Distributed dislocation approach for cracks in couple-stress elasticity: shear modes

Abstract

The distributed dislocation technique proved to be in the past an effective approach in studying crack problems within classical elasticity. The present work aims at extending this technique in studying crack problems within couple-stress elasticity, i.e. within a theory accounting for effects of microstructure. As a first step, the technique is introduced to study finite-length cracks under remotely applied shear loadings (mode II and mode III cases). The mode II and mode III cracks are modeled by a continuous distribution of glide and screw dislocations, respectively, that create both standard stresses and couple stresses in the body. In particular, it is shown that the mode II case is governed by a singular integral equation with a more complicated kernel than that in classical elasticity. The numerical solution of this equation shows that a cracked material governed by couple-stress elasticity behaves in a more rigid way (having increased stiffness) as compared to a material governed by classical elasticity.
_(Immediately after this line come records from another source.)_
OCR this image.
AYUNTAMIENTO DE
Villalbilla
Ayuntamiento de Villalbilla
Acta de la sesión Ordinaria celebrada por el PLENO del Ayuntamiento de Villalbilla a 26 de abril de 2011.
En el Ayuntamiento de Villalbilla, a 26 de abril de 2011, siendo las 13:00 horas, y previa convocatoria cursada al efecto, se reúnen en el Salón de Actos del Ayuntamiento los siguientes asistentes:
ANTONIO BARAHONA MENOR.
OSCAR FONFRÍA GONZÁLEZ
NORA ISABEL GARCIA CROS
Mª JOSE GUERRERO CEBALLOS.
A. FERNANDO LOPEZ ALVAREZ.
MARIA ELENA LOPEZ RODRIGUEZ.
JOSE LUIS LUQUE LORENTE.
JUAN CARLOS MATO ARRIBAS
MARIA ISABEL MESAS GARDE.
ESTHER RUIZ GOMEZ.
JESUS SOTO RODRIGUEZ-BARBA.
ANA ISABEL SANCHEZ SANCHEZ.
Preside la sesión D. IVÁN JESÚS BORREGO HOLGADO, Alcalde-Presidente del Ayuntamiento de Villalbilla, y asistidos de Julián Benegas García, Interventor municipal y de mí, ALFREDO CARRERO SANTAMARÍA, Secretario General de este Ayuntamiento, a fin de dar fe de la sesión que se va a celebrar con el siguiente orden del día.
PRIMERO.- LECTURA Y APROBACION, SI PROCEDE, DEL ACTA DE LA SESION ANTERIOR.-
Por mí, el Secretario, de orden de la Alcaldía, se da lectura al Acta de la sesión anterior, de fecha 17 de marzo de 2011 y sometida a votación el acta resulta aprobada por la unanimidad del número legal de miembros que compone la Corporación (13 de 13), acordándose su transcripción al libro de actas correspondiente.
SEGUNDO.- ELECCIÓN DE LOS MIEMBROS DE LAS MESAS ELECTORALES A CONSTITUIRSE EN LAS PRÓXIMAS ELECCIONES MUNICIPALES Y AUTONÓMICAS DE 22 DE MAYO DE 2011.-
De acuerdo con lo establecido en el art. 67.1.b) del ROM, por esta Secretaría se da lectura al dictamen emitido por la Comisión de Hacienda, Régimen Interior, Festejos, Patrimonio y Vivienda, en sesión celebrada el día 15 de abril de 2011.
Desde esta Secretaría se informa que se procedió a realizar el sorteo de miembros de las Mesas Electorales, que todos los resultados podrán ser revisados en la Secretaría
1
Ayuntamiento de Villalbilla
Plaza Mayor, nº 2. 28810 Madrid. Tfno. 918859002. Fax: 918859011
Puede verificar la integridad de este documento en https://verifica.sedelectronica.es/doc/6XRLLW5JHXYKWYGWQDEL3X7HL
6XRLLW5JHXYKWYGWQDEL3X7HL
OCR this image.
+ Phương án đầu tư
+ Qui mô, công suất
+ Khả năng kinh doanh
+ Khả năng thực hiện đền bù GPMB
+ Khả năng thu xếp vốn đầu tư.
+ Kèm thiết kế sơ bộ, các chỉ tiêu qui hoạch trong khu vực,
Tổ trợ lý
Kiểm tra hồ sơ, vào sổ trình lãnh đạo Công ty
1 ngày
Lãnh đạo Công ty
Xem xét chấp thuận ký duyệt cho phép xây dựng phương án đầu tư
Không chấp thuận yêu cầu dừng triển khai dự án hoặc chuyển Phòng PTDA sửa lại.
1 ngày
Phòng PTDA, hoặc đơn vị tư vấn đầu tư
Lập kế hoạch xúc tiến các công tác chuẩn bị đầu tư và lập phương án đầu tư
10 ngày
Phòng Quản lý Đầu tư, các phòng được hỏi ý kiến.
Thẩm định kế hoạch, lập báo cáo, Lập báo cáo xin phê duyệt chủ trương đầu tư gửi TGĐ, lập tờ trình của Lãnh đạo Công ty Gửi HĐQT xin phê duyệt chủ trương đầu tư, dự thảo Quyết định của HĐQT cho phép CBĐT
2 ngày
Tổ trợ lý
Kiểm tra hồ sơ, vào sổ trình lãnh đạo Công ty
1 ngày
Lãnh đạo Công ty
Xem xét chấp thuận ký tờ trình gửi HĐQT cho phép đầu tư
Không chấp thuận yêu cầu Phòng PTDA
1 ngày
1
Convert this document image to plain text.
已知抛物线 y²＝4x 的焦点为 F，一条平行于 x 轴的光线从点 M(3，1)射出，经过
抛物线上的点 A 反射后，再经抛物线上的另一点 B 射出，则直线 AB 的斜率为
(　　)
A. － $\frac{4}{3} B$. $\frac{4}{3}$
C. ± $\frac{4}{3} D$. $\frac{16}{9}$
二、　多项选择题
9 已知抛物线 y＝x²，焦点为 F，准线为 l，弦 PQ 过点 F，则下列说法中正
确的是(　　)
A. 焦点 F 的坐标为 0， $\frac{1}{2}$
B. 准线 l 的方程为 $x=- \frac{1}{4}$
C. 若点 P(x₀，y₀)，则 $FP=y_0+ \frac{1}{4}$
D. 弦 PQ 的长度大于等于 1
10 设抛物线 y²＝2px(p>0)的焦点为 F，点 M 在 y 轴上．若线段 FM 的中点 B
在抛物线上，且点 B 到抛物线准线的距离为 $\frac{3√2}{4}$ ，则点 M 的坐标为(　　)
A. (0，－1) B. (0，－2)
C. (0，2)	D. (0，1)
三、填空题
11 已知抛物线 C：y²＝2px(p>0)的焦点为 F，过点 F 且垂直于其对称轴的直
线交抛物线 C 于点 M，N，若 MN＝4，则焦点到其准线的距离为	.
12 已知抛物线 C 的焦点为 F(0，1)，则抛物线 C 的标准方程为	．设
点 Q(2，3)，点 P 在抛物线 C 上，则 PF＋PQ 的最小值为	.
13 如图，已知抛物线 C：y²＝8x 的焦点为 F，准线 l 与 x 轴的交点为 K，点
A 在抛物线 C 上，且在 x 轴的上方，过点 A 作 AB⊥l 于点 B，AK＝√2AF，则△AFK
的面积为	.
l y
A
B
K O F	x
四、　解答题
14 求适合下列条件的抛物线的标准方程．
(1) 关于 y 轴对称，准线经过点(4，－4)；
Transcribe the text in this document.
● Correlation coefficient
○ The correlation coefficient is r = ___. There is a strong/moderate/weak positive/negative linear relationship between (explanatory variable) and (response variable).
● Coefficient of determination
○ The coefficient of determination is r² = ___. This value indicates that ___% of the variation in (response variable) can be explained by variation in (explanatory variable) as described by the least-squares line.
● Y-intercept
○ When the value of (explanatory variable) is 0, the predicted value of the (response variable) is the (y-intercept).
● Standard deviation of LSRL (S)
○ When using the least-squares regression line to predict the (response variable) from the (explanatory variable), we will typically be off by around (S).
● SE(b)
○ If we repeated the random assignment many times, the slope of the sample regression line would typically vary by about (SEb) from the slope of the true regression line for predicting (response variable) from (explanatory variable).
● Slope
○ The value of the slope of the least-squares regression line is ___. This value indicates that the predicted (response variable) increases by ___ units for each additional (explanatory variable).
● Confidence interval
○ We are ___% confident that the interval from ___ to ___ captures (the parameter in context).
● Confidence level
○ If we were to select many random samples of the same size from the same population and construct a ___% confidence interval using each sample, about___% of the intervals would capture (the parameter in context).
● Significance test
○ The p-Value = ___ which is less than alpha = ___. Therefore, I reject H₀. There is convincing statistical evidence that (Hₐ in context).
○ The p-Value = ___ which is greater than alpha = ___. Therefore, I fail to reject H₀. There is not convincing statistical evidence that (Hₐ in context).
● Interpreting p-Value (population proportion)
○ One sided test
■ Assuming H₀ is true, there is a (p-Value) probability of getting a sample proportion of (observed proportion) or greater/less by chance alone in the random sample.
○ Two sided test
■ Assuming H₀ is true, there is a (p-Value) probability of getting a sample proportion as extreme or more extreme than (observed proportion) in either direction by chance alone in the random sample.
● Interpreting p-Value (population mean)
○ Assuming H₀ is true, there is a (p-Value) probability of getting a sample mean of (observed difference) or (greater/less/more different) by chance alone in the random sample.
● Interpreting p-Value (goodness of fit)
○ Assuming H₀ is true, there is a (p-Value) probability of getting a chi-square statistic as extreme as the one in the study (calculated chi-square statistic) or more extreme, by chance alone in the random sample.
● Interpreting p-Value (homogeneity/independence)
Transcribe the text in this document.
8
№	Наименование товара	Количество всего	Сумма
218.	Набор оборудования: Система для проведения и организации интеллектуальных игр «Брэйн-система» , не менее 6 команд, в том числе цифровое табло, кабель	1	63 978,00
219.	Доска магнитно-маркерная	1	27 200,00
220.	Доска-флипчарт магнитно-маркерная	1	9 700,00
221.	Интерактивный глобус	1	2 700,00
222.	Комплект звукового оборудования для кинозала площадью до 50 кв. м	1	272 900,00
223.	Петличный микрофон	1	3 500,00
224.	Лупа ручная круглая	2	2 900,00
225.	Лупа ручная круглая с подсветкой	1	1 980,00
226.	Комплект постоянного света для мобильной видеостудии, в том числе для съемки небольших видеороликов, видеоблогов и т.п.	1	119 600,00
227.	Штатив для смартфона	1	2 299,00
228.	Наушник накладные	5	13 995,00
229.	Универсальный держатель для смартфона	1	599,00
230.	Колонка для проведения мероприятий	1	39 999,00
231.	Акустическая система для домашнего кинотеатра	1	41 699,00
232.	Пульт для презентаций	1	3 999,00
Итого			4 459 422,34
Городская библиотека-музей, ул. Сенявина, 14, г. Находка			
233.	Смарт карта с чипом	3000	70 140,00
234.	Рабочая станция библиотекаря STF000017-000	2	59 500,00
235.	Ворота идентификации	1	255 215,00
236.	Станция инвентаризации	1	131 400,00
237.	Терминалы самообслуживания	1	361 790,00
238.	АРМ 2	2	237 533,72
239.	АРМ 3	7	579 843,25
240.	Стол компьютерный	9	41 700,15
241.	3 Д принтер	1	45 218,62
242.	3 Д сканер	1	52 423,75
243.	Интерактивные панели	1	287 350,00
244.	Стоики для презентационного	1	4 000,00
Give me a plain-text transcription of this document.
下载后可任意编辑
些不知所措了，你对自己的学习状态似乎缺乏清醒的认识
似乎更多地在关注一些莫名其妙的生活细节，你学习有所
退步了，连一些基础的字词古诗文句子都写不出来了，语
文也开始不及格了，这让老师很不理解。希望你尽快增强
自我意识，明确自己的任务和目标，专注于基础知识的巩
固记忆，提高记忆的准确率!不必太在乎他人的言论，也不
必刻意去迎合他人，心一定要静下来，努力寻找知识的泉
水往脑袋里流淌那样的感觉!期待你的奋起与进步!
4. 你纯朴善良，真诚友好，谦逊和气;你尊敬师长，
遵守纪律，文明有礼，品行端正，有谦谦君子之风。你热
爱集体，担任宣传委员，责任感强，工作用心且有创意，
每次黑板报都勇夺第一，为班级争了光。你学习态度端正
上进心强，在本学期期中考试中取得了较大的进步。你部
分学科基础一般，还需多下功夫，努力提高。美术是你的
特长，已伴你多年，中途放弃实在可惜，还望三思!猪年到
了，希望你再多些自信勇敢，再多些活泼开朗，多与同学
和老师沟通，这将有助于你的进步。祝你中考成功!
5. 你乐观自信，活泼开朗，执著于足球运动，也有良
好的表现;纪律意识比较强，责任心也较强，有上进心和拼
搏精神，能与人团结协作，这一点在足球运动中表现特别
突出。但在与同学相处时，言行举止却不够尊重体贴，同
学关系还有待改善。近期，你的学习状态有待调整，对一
Also, the stress level at the crack-tip region is appreciably higher than the one predicted by classical elasticity. Finally, in the mode III case the corresponding governing integral equation is hypersingular with a cubic singularity. A new mechanical quadrature is introduced here for the numerical solution of this equation. The results in the mode III case for the crack-face displacement and the near-tip stress show significant departure from the predictions of classical fracture mechanics.